19 vendémiaire an II (10 octobre 1793).
(Extrait.)
Pourquoi faut-il, après tant de lois et tant de soin, appeler encore votre attention sur les abus du gouvernement en général, sur l'économie et les subsistances ? Votre sagesse et le juste courroux des patriotes n'ont pas encore vaincu la malignité qui partout combat le peuple et la Révolution; les lois sont révolutionnaires, ceux qui les exécutent ne le sont pas.
Il est temps d'annoncer une vérité qui désormais ne doit plus sortir de la tête de ceux qui gouverneront : la République ne sera fondée que quand la volonté du souverain comprimera la minorité monarchique et régnera sur elle par droit de conquête. Vous n'avez plus rien à ménager contre les ennemis du nouvel ordre de choses, et la liberté doit vaincre, à tel prix que ce soit.
Votre Comité de salut public, placé au centre de tous les résultats, a calculé les causes des malheurs publics : il les a trouvées dans la faiblesse avec laquelle on exécute vos décrets, dans le peu d'économie de l'administration dans l'instabilité des vues de l'État, dans la vicissitude des passions qui influent' sur le gouvernement.
Il a donc résolu de vous exposer l'état des choses et de vous présenter les moyens qu'il croit propres à consolider la Révolution, à abattre le fédéralisme, à soulager le peuple et lui procurer l'abondance, à fortifier les armées, à nettoyer l'État des conjurations qui l'infestent.
Il n'y a point de prospérité à espérer tant que le dernier ennemi de la liberté respirera. Vous avez à punir non seulement les traitres, mais les indifférents mêmes; vous avez à punir quiconque est passif dans la République et ne fait rien pour elle ; car, depuis que le peuple français a manifesté sa volonté, tout ce qui lui est opposé est hors le souverain; tout ce qui est hors le souverain est ennemi.
Si les conjurations n'avaient point troublé cet empire, si la patrie n'avait pas été mille fois victime des lois indulgentes, il serait doux de régir par des maximes de paix et de justice naturelle : ces maximes sont bonnes entre les amis de la liberté ; mais entre le peuple et ses ennemis, il n'y a plus rien de commun que le glaive.
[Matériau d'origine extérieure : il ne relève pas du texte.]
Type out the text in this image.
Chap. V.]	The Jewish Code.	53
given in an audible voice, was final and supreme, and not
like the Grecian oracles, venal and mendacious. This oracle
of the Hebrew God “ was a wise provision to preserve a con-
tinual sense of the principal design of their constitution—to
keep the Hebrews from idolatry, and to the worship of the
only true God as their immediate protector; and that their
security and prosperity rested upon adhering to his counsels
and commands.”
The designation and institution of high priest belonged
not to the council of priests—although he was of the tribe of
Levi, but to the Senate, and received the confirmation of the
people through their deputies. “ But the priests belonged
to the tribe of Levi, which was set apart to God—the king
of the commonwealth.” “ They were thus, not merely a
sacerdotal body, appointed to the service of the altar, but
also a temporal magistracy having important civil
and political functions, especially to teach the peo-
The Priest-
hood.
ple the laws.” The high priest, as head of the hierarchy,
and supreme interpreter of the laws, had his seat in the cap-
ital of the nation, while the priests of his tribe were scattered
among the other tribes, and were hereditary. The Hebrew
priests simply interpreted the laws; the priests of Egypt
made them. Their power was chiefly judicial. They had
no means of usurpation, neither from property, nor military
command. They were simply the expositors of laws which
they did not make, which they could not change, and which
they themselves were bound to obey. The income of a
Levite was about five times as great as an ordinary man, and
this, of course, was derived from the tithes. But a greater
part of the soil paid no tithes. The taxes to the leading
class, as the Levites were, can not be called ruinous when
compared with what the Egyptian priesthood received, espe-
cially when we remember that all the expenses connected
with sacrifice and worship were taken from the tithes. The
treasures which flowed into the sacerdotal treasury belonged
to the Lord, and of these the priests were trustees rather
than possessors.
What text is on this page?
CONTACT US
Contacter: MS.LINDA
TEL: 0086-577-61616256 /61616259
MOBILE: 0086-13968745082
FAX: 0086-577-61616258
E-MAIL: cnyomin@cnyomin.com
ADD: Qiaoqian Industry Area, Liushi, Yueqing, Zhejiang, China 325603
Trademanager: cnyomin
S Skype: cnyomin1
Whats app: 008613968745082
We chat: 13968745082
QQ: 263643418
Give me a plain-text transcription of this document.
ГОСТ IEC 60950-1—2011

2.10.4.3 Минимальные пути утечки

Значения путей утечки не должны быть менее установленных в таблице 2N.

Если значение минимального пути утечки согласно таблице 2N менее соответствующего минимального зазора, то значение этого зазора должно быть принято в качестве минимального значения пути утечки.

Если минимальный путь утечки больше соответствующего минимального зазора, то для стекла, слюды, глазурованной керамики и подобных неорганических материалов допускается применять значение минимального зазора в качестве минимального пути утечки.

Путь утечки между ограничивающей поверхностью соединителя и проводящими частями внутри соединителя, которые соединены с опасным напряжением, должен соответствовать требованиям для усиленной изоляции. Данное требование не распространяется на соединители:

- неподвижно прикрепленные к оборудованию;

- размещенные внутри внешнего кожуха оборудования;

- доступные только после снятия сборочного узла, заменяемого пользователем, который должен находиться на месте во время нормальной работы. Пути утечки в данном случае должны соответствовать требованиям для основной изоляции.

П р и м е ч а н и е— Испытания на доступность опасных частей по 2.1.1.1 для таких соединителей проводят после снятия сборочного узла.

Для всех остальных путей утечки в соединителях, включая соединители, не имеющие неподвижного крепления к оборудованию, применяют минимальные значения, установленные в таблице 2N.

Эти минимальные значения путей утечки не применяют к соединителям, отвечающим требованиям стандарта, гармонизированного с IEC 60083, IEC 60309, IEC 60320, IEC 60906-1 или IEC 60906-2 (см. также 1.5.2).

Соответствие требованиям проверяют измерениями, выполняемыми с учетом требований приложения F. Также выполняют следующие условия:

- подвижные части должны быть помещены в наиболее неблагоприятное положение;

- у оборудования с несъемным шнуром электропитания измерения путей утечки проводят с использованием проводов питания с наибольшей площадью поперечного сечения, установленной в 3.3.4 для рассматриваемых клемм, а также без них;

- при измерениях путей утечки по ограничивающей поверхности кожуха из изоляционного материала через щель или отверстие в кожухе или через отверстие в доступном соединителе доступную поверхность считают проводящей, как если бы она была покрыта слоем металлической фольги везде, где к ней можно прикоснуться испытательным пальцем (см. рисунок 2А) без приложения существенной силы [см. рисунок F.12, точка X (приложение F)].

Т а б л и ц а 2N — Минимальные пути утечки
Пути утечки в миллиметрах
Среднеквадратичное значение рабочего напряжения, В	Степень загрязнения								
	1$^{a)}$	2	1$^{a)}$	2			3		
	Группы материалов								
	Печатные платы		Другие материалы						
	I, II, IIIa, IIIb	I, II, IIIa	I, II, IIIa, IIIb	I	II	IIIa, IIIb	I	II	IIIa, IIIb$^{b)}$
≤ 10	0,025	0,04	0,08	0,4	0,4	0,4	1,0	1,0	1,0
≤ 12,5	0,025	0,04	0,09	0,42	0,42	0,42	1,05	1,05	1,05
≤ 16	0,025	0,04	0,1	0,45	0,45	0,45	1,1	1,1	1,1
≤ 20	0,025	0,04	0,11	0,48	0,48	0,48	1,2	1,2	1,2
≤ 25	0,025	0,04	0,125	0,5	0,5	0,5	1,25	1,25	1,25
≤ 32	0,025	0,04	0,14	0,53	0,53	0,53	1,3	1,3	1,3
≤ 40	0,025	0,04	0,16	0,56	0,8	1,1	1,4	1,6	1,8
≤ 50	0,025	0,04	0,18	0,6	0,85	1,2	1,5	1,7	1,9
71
Il faut gouverner par le fer ceux qui ne peuvent l'être par la justice ; il faut opprimer les tyrans…
Un peuple n'a qu'un ennemi dangereux : c'est son gouvernement. Le vôtre vous fait constamment la guerre avec impunité...
Le gouvernement est donc une conjuration perpétuelle contre l'ordre présent des choses. Six ministres nomment aux emplois ; ils peuvent être purs, mais on les sollicite, ils choisissent aveuglément ; les premiers après eux sont sollicités et choisissent de même. Ainsi le gouvernement est une hiérarchie d'erreurs et d'attentats.
Les ministres avouent qu'ils ne trouvent plus qu'inertie et insouciance au delà de leurs premiers et seconds subordonnés...
Citoyens, tous les ennemis de la République sont dans son gouvernement. En vain vous vous consumez dans cette enceinte à faire des Lois ; en vain votre Comité, en vain quelques ministres vous secondent ; tout conspire contre eux et contre vous...
Vous avez porté des lois contre les accapareurs : ceux qui devraient faire respecter les lois accaparent...
Personne n'est sincère dans l'administration publique ; le patriotisme est un commerce des lèvres. Chacun sacrifie tous les autres et ne sacrifie rien de son intérêt.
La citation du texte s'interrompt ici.